With its two circuits, the pain can no longer be considered as a mere bodily experience, local and ephemeral. The pain involves a significant mobilization of our brain and our major metabolic regulation systems. By its memorial inscription, conscious or unconscious, it is also an experience that remains permanently present in our psyche.

To be overcome, the painful experience may require significant psychic work, especially because of the reactivation of painful, sometimes unconscious, old memories. For example: banal sensations accompanying the normal functioning of the digestive system (hunger, stomach cramps.

To better understand how pain can become pain and mark the life of an individual, it is necessary to know the specificity of pain in young children. The observation was made quite recently, and it is only in the last ten years that the management of the child’s pain has truly become general and effective.

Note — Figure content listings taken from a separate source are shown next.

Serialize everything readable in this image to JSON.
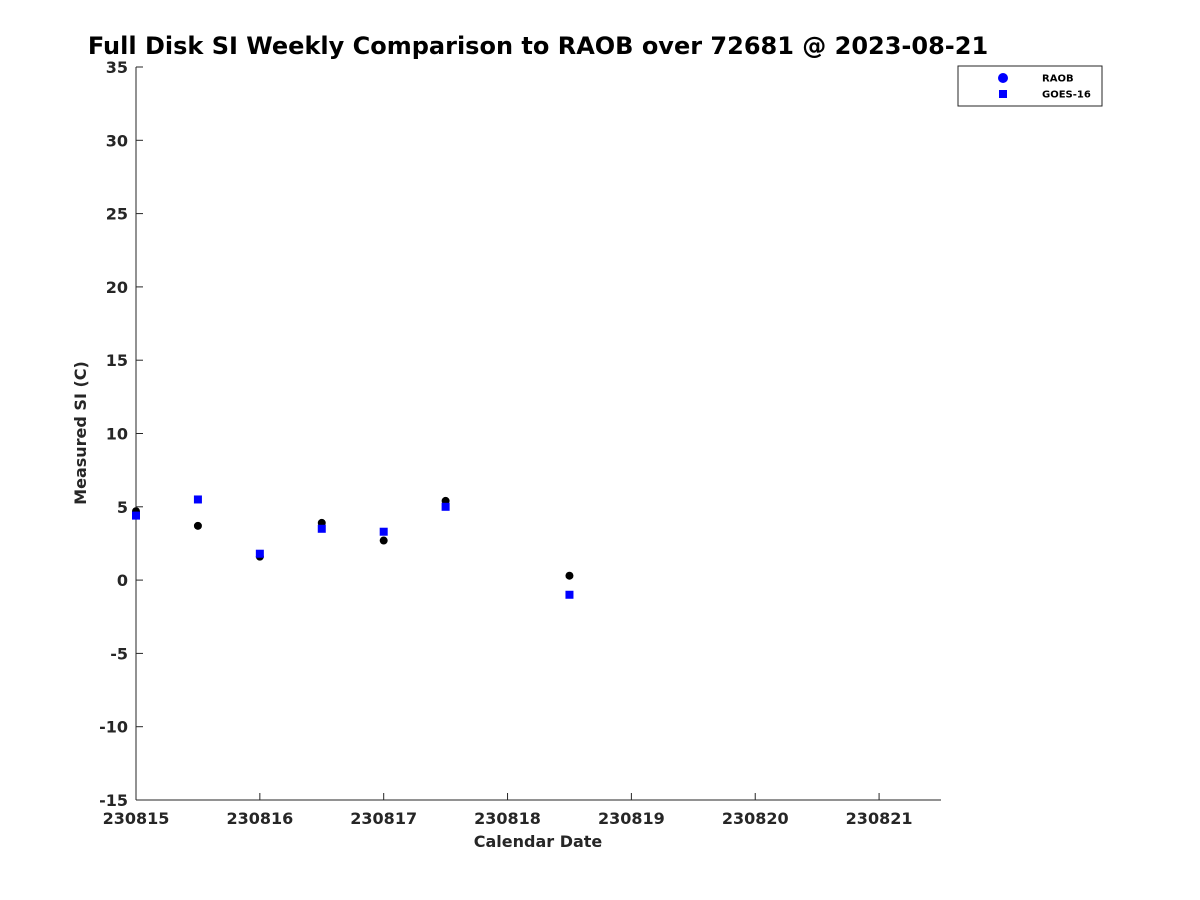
{
  "chart_data": {
    "type": "scatter",
    "title": "Full Disk SI Weekly Comparison to RAOB over 72681 @ 2023-08-21",
    "xlabel": "Calendar Date",
    "ylabel": "Measured SI (C)",
    "xlim": [
      230815,
      230821.5
    ],
    "ylim": [
      -15,
      35
    ],
    "xticks": [
      230815,
      230816,
      230817,
      230818,
      230819,
      230820,
      230821
    ],
    "xtick_labels": [
      "230815",
      "230816",
      "230817",
      "230818",
      "230819",
      "230820",
      "230821"
    ],
    "yticks": [
      -15,
      -10,
      -5,
      0,
      5,
      10,
      15,
      20,
      25,
      30,
      35
    ],
    "ytick_labels": [
      "-15",
      "-10",
      "-5",
      "0",
      "5",
      "10",
      "15",
      "20",
      "25",
      "30",
      "35"
    ],
    "grid": false,
    "legend_position": "top-right",
    "legend": [
      "RAOB",
      "GOES-16"
    ],
    "series": [
      {
        "name": "RAOB",
        "marker": "circle",
        "color": "#000000",
        "x": [
          230815.0,
          230815.5,
          230816.0,
          230816.5,
          230817.0,
          230817.5,
          230818.5
        ],
        "y": [
          4.7,
          3.7,
          1.6,
          3.9,
          2.7,
          5.4,
          0.3
        ]
      },
      {
        "name": "GOES-16",
        "marker": "square",
        "color": "#0000ff",
        "x": [
          230815.0,
          230815.5,
          230816.0,
          230816.5,
          230817.0,
          230817.5,
          230818.5
        ],
        "y": [
          4.4,
          5.5,
          1.8,
          3.5,
          3.3,
          5.0,
          -1.0
        ]
      }
    ],
    "legend_marker_colors": [
      "#0000ff",
      "#0000ff"
    ]
  }
}
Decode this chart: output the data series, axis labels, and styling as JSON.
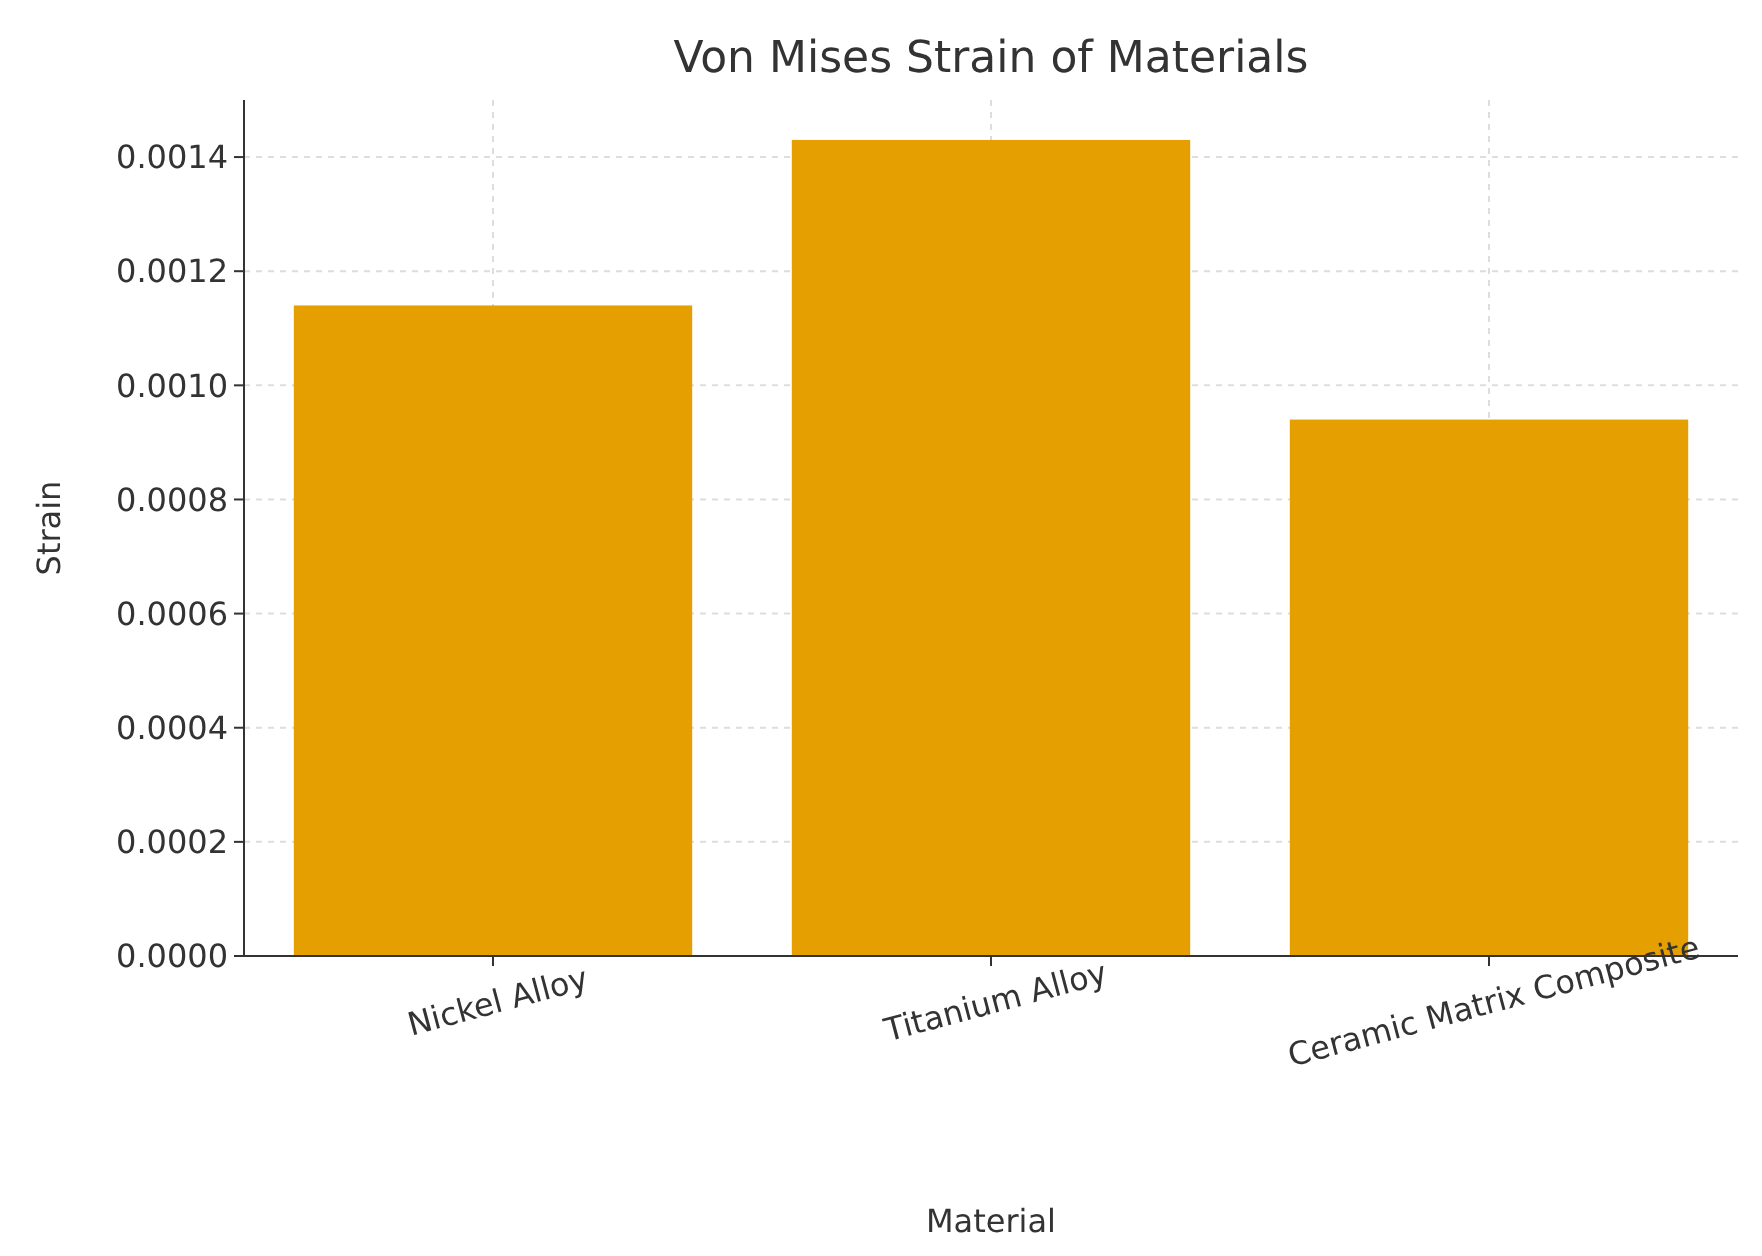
{
  "chart_data": {
    "type": "bar",
    "title": "Von Mises Strain of Materials",
    "xlabel": "Material",
    "ylabel": "Strain",
    "categories": [
      "Nickel Alloy",
      "Titanium Alloy",
      "Ceramic Matrix Composite"
    ],
    "values": [
      0.00114,
      0.00143,
      0.00094
    ],
    "color": "#e69f00",
    "ylim": [
      0,
      0.0015
    ],
    "yticks": [
      {
        "value": 0,
        "label": "0.0000"
      },
      {
        "value": 0.0002,
        "label": "0.0002"
      },
      {
        "value": 0.0004,
        "label": "0.0004"
      },
      {
        "value": 0.0006,
        "label": "0.0006"
      },
      {
        "value": 0.0008,
        "label": "0.0008"
      },
      {
        "value": 0.001,
        "label": "0.0010"
      },
      {
        "value": 0.0012,
        "label": "0.0012"
      },
      {
        "value": 0.0014,
        "label": "0.0014"
      }
    ],
    "grid": true
  }
}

It has long been believed that the nervous system of the young was immature and they were, therefore, less sensitive to pain! One of the consequences of this belief is that infants have been operated on for a long time under anesthesia, but without analgesia, that is, by suppressing consciousness but without using morphine to suppress the pain.

The arterial duct is a circulatory communication …to make it clear that the survival rate of newborns given morphine was considerably higher than that of babies who had simply been asleep.

The same difficulty is found with newborns operated on by a diaphragmatic hernia. The opening of the diaphragm to let the esophagus being malformed and too wide, during the first inspiration all or part of the abdominal organs back in the rib cage. Surgery must be immediate to save the child and also requires a very wide opening of the chest and abdomen.

Now we know that pains experienced in a state of unconsciousness can nevertheless be memorized and are accessible under hypnosis. So, most of our clients who have undergone early surgical procedures still carry psychic sequelae. Finally, it is only recently that we have examined the question of pain in very premature infants. But it seems that care and many manifestations of bodily functioning are painful for these fragile organisms.